VALPARAISO — A form of fluoride is one of three chemicals used to process the city’s drinking water before sending it to residents, and it, chlorine and phosphate are kept in separate rooms at the water treatment plants to avoid cross-contamination.

Members of the Valparaiso City Utilities Fluoride Commission saw this Wednesday as they toured the Flint Lake water treatment plant, collecting data to produce a report by Sept. 30 on whether Valparaiso should continue fluoridating its water.

“Valparaiso was one of those pioneers fluoridating their water,” said Shihua Chen, the city’s water operations manager and laboratory director.

Fluoridation began in Grand Rapids, Michigan, in 1945 and came to Indiana at South Bend, Huntington and Indianapolis in 1951, with Valparaiso starting in 1952.
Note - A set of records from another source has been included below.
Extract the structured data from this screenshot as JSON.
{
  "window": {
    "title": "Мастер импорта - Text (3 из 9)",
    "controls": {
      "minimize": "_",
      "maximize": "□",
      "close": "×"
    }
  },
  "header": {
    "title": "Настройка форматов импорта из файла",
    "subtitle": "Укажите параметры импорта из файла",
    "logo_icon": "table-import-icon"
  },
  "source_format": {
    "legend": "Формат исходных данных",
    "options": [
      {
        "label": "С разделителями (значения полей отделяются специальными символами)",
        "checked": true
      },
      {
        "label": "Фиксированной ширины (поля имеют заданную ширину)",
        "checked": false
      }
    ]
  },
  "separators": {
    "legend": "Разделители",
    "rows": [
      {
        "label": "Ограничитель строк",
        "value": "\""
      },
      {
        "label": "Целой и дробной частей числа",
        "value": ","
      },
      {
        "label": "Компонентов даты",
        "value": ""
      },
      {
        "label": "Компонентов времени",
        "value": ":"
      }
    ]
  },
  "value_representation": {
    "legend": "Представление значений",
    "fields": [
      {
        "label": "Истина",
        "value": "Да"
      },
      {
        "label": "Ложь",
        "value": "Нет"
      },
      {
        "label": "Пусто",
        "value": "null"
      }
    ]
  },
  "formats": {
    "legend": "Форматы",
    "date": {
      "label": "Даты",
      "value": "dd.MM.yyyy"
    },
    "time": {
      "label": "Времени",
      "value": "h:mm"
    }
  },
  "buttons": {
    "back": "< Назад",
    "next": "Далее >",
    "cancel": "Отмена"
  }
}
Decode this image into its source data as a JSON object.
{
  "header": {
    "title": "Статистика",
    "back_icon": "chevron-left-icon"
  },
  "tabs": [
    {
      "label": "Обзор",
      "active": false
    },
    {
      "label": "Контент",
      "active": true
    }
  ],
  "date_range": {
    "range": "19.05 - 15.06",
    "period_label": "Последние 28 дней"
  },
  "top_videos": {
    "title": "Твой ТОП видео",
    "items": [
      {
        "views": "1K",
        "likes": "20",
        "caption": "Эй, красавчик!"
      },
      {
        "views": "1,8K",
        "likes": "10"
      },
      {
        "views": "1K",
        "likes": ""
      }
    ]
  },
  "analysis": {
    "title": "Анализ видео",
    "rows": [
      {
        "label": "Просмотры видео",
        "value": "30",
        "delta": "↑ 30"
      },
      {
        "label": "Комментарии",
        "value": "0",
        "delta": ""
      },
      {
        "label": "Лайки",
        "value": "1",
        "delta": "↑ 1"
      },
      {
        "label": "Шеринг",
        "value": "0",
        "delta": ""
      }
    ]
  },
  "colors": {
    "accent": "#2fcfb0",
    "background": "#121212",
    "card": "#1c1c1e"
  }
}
Now, a computer system adjusts for water flow and puts 0.3 gallons of hydrofluorosilicic acid — the fluoride compound Valparaiso uses — into every 120,000 gallons of water.
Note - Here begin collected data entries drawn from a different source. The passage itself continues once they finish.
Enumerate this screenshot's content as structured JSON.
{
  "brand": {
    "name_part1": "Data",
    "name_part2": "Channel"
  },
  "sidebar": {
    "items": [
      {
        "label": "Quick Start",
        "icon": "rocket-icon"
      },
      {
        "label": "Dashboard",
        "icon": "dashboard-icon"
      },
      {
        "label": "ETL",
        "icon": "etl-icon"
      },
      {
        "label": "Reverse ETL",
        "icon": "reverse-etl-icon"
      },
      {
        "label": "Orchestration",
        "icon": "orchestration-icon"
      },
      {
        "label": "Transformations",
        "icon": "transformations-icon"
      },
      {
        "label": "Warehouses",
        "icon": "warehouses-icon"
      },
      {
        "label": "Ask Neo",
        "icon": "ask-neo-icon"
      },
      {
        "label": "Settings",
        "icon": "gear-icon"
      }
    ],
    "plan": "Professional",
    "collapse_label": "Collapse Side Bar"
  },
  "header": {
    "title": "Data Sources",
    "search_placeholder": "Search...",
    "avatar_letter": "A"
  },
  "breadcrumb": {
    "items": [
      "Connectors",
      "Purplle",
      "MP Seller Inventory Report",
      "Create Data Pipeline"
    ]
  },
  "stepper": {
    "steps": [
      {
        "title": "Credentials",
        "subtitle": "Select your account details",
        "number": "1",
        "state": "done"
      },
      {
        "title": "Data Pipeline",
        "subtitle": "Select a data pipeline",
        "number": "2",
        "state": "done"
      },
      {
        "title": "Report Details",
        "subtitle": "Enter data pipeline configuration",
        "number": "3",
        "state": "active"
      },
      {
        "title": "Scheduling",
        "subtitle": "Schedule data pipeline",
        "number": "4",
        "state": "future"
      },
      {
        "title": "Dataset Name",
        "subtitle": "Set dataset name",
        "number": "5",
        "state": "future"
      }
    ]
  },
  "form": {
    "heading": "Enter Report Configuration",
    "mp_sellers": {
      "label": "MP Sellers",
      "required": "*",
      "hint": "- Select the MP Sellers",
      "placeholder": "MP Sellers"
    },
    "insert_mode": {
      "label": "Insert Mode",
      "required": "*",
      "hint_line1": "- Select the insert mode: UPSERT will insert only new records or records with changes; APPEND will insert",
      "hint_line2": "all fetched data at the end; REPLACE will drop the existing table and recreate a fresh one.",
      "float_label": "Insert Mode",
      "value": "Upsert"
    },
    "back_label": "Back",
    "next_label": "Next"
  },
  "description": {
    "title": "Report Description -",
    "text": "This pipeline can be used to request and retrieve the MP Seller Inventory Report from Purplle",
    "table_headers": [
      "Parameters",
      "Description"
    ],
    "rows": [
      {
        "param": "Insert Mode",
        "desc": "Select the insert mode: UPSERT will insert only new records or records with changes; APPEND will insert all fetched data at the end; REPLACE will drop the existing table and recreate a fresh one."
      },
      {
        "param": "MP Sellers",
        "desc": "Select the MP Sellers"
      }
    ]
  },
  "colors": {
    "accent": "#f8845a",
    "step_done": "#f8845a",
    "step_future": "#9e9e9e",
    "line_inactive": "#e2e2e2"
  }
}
Fluoridation is a closed process where a truck fills a main tank, then a smaller tank is filled for daily use and a pump slowly adds the chemical.

A chlorine bleach is now used twice in the process, before filtering to kill pathogens and remove metals and after filtering to kill remaining pathogens. Phosphate is added to coat pipes, slowing corrosion and lining lead pipes inside homes and businesses.

In 2011, the federal standard for fluoridation decreased from 0.7 to 1.2 milligrams of fluoride per liter of water to just 0.7 milligrams per liter.

Chen said the higher range was for northern states where people drank less water, but with fluoride more readily available that range became unnecessary and could present a health risk from having too much fluoride.

Indiana hasn’t adopted the lower federal standard yet, but Valparaiso’s fluoridation is at the new level.

Retired Valparaiso Utilities Director John Hardwick noted at the end of the tour that the federal Centers for Disease Control and Prevention had a list of the Top 10 improvements to public health, and chlorination and fluoridation of water were both in it.